One drop of blood can trigger a Great White Shark’s sense of smell from three miles away. It can inhabit the blood-filled waters within minutes. Piranhas are similar, becoming agitated at the first inclination of blood nearby.

In 1913, former president Theodore Roosevelt traveled to the Amazon Rainforest and saw firsthand the fierceness of piranhas. Upon his return to the United States he wrote a book titled, “Through the Brazilian Wilderness.”

In it he referred to piranhas as “the most ferocious fish in the world. Even the most formidable fish, the sharks…usually attack things smaller than themselves. But the piranhas habitually attack things much larger than themselves…they will rend and devour alive any wounded man or beast; for blood in the water excites them to madness.”

The same can be said for the 11 Buckeyes – yes, even kicker Drew Basil – that take the field after every Ohio State score. From 65 yards away, they engage the ball carrier with a ferocity that is more grizzly than piranha.

“When they say ‘piranhas,’ it’s something that we all have to keep us together. It’s a really cool nickname that we all just take pride in,” freshman cornerback Armani Reeves said. “We’re going to play it like piranhas. We’re going to play fast, nasty and just get down the field as fast as we can.”

The leader of the Piranhas.

One thing is certain: they saw blood in the water against Nebraska. Facing one of the top kick returners in the country in Ameer Abdullah, the piranhas never let the Huskers start a drive past the Nebraska 25-yard line and three started no better than the 15.

The strategy Ohio State employed actually called for maximum hang time but no touchbacks.
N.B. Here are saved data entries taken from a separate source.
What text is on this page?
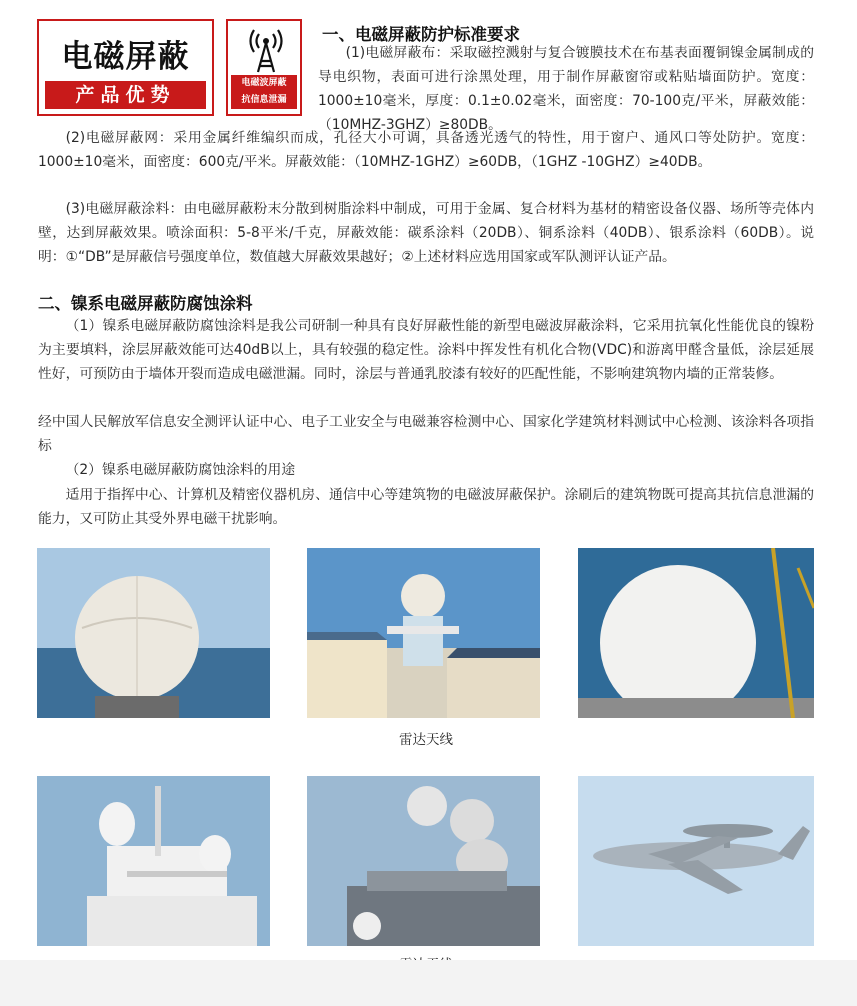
电磁屏蔽
产品优势
电磁波屏蔽
抗信息泄漏
一、电磁屏蔽防护标准要求
(1)电磁屏蔽布：采取磁控溅射与复合镀膜技术在布基表面覆铜镍金属制成的导电织物，表面可进行涂黑处理，用于制作屏蔽窗帘或粘贴墙面防护。宽度：1000±10毫米，厚度：0.1±0.02毫米，面密度：70-100克/平米，屏蔽效能：（10MHZ-3GHZ）≥80DB。
(2)电磁屏蔽网：采用金属纤维编织而成，孔径大小可调，具备透光透气的特性，用于窗户、通风口等处防护。宽度：1000±10毫米，面密度：600克/平米。屏蔽效能：（10MHZ-1GHZ）≥60DB，（1GHZ -10GHZ）≥40DB。
(3)电磁屏蔽涂料：由电磁屏蔽粉末分散到树脂涂料中制成，可用于金属、复合材料为基材的精密设备仪器、场所等壳体内壁，达到屏蔽效果。喷涂面积：5-8平米/千克，屏蔽效能：碳系涂料（20DB）、铜系涂料（40DB）、银系涂料（60DB）。说明：①“DB”是屏蔽信号强度单位，数值越大屏蔽效果越好；②上述材料应选用国家或军队测评认证产品。
二、镍系电磁屏蔽防腐蚀涂料
（1）镍系电磁屏蔽防腐蚀涂料是我公司研制一种具有良好屏蔽性能的新型电磁波屏蔽涂料，它采用抗氧化性能优良的镍粉为主要填料，涂层屏蔽效能可达40dB以上，具有较强的稳定性。涂料中挥发性有机化合物(VDC)和游离甲醛含量低，涂层延展性好，可预防由于墙体开裂而造成电磁泄漏。同时，涂层与普通乳胶漆有较好的匹配性能，不影响建筑物内墙的正常装修。
经中国人民解放军信息安全测评认证中心、电子工业安全与电磁兼容检测中心、国家化学建筑材料测试中心检测、该涂料各项指标
（2）镍系电磁屏蔽防腐蚀涂料的用途
适用于指挥中心、计算机及精密仪器机房、通信中心等建筑物的电磁波屏蔽保护。涂刷后的建筑物既可提高其抗信息泄漏的能力，又可防止其受外界电磁干扰影响。
雷达天线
The goal was to stop the ball carries shy of the 15- or 20-yard line.

“We’re not the biggest guys out there compared to a lot of the other kickoff teams,” Reeves said. “But we’re fast, we’re strong and we’re hungry. And we play like that.”

Abdullah distinguished himself last season as an explosive kick returner, bringing one back all the way. He averaged nearly 30 yards per return and ranked ninth in the country. In Nebraska’s come-from-behind win two weeks ago, Abdullah averaged over 28 yards a return and gave the Huskers great field position all night.

He had 142 yards in just five kick returns against Wisconsin, while the Buckeyes limited him to 128 yards in eight returns, an average of 16 yards.

“Our kickoff team did a really good job for us,” head coach Urban Meyer said. “That was impressive. That was a very good kick returner.”

Ohio State’s kickoff return defense ranks 38th in the country. It’s allowing less than 20 yards per return with 11 touchbacks. The unquestioned leader of the group is Zach Domicone. The senior safety helped on two tackles Saturday and has four stops on the season.

“You’re talking about a senior who is surrounded by all these freshmen, and they don’t know what they don’t know,” Coombs said. “He’s starting to gather them up before they take the field. He’s trying to take some of the leadership of that group and inspire them and motivate them.”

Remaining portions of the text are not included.